Le Changelin

De La Bibliothèque Impériale
La Changelin, le Farceur Funeste, l’Horreur Fourbe, le Trompeur de Tzeentch
Le Changelin personnifie le Dieu Tzeentch sous l’aspect du trompeur : il sait adopter la forme d’autres êtres, du plus petit des insectes au plus massif des Démons Majeurs. Personne, hormis peut-être Tzeentch lui-même, ne connaît la véritable apparence du Changelin, car il la dissimule sous une capuche et de lourdes robes quand il s’en affuble. Il est même possible que le Changelin l’ait oubliée. Ce Démon unique est capable non seulement de prendre l’apparence de quelqu’un d’autre, mais aussi de reproduire sa personnalité et ses manières de façon si parfaite que même les Dieux Sombres en seraient mystifiés. Dans toute la création, il n’est qu’un seul être que le Changelin ne peut pas imiter, et c’est Tzeentch en personne. En effet, le Grand Conspirateur ne saurait tolérer que quelqu’un s’empare de son identité pour quelque raison que ce fût, et ne serait-ce que momentanément.

Malveillant de nature et incapable de supporter l’ennui, le Changelin voue son existence à duper tous ceux qui l’entourent. Jadis, il prit l’aspect d’une Démonette pour s’emparer des Pommes de la Connaissance dans le Palais de Slaanesh. Une fois arrivé aux frontières du domaine du Prince du Chaos, il se transforma en Porte-Peste et entra dans le Jardin de Nurgle, mais il se lassa de la supercherie et abandonna les pommes qui se gâtèrent sous les frondaisons humides. Lorsque Slaanesh se rendit compte du vol, une grande colère s’empara de lui et il envoya ses armées retrouver ses trésors perdus. C’est ainsi que Slaanesh et Nurgle en vinrent aux coups, le premier traitant le second de voleur, le second convaincu que le premier avait inventé une excuse pour sa tentative d’invasion. Le Changelin était déjà loin, et très occupé à dérober des Colliers de Khorne pour les refondre et sculpter des dioramas d’airain représentant les plus grandes défaites du Dieu du Sang.

C’est ainsi que le Changelin traverse l’éternité et répand ses artifices dans toute la réalité. C’est lui qui coupa les fins cheveux de Slaanesh pendant son sommeil et les présenta à Tzeentch, qui en fit aussitôt une cape pour son champion mortel Egrimm van Horstmann. C’est lui qui scella la citadelle de Khorne pendant que celui-ci était parti guerroyer, ce qui obligea le Dieu du Sang à défoncer ses fières portes d’airain à son retour. Bien évidemment, les frères de Tzeentch rêvent de détruire le Changelin, car dès qu’une supercherie est éventée, son implication est manifeste, mais il parvient toujours à échapper à son châtiment.

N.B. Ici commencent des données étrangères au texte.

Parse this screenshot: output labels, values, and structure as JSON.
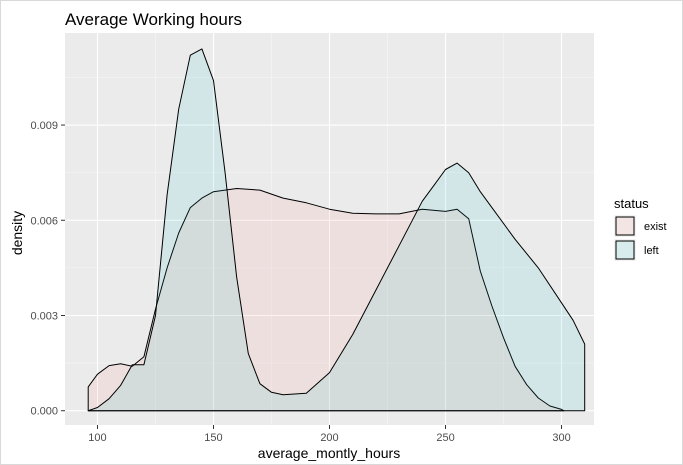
{
  "chart_data": {
    "type": "area",
    "title": "Average Working hours",
    "xlabel": "average_montly_hours",
    "ylabel": "density",
    "xlim": [
      86,
      314
    ],
    "ylim": [
      -0.00045,
      0.0119
    ],
    "x_ticks": [
      100,
      150,
      200,
      250,
      300
    ],
    "x_tick_labels": [
      "100",
      "150",
      "200",
      "250",
      "300"
    ],
    "y_ticks": [
      0.0,
      0.003,
      0.006,
      0.009
    ],
    "y_tick_labels": [
      "0.000",
      "0.003",
      "0.006",
      "0.009"
    ],
    "grid": true,
    "legend": {
      "title": "status",
      "placement": "right"
    },
    "series": [
      {
        "name": "exist",
        "fill": "#f8766d",
        "x": [
          96,
          100,
          105,
          110,
          115,
          120,
          125,
          130,
          135,
          140,
          145,
          150,
          155,
          160,
          170,
          180,
          190,
          200,
          210,
          220,
          230,
          240,
          250,
          255,
          260,
          265,
          270,
          275,
          280,
          285,
          290,
          295,
          300,
          301
        ],
        "y": [
          0.00075,
          0.00115,
          0.00142,
          0.00148,
          0.0014,
          0.0017,
          0.0032,
          0.0045,
          0.0056,
          0.0064,
          0.0067,
          0.0069,
          0.00695,
          0.007,
          0.00695,
          0.0067,
          0.00655,
          0.00635,
          0.00622,
          0.0062,
          0.0062,
          0.00635,
          0.00628,
          0.00635,
          0.00605,
          0.0044,
          0.0033,
          0.0023,
          0.0014,
          0.00082,
          0.0004,
          0.00015,
          4e-05,
          0.0
        ]
      },
      {
        "name": "left",
        "fill": "#00bfc4",
        "x": [
          96,
          100,
          105,
          110,
          115,
          120,
          125,
          130,
          135,
          140,
          145,
          150,
          155,
          160,
          165,
          170,
          175,
          180,
          190,
          200,
          210,
          220,
          230,
          240,
          245,
          250,
          255,
          260,
          265,
          270,
          280,
          290,
          300,
          305,
          310
        ],
        "y": [
          0.0,
          0.0001,
          0.00038,
          0.0008,
          0.00145,
          0.00145,
          0.003,
          0.0068,
          0.0095,
          0.0112,
          0.0114,
          0.0104,
          0.0075,
          0.0042,
          0.0018,
          0.00085,
          0.00058,
          0.0005,
          0.00055,
          0.0012,
          0.0024,
          0.0038,
          0.0052,
          0.0066,
          0.0071,
          0.0076,
          0.0078,
          0.0075,
          0.0069,
          0.0064,
          0.0054,
          0.0045,
          0.0034,
          0.00285,
          0.0021
        ]
      }
    ]
  }
}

D’ailleurs, le Changelin se régale de l’instant où sa victime se rend compte qu’elle a été trompée, et par qui.

Contrairement à ce qu’on pourrait croire, il est très rare que les tours du Changelin soient dictés par Tzeentch. L’Architecte du Changement préfère laisser son Démon répandre la zizanie où bon lui semble, car chacun de ses actes ouvre de nouvelles possibilités dans le Jeu Divin, et Tzeentch se plaît à voir le Changelin tisser un canevas d’anarchie. Pour sa part, le Changelin se moque éperdument que la plupart de ses plaisanteries se terminent par des guerres terribles. Il aime par-dessus tout la discorde et les conflits, car elles offrent de nouvelles occasions de mystifier. Son jeu commence bien avant que les armées ne se heurtent : il imite messagers et généraux pour perturber les plans de chaque force, et lorsque les combats commencent, il rejoint la mêlée où il prend la forme du plus puissant des combattants pour anéantir l’ennemi avec un enthousiasme malicieux.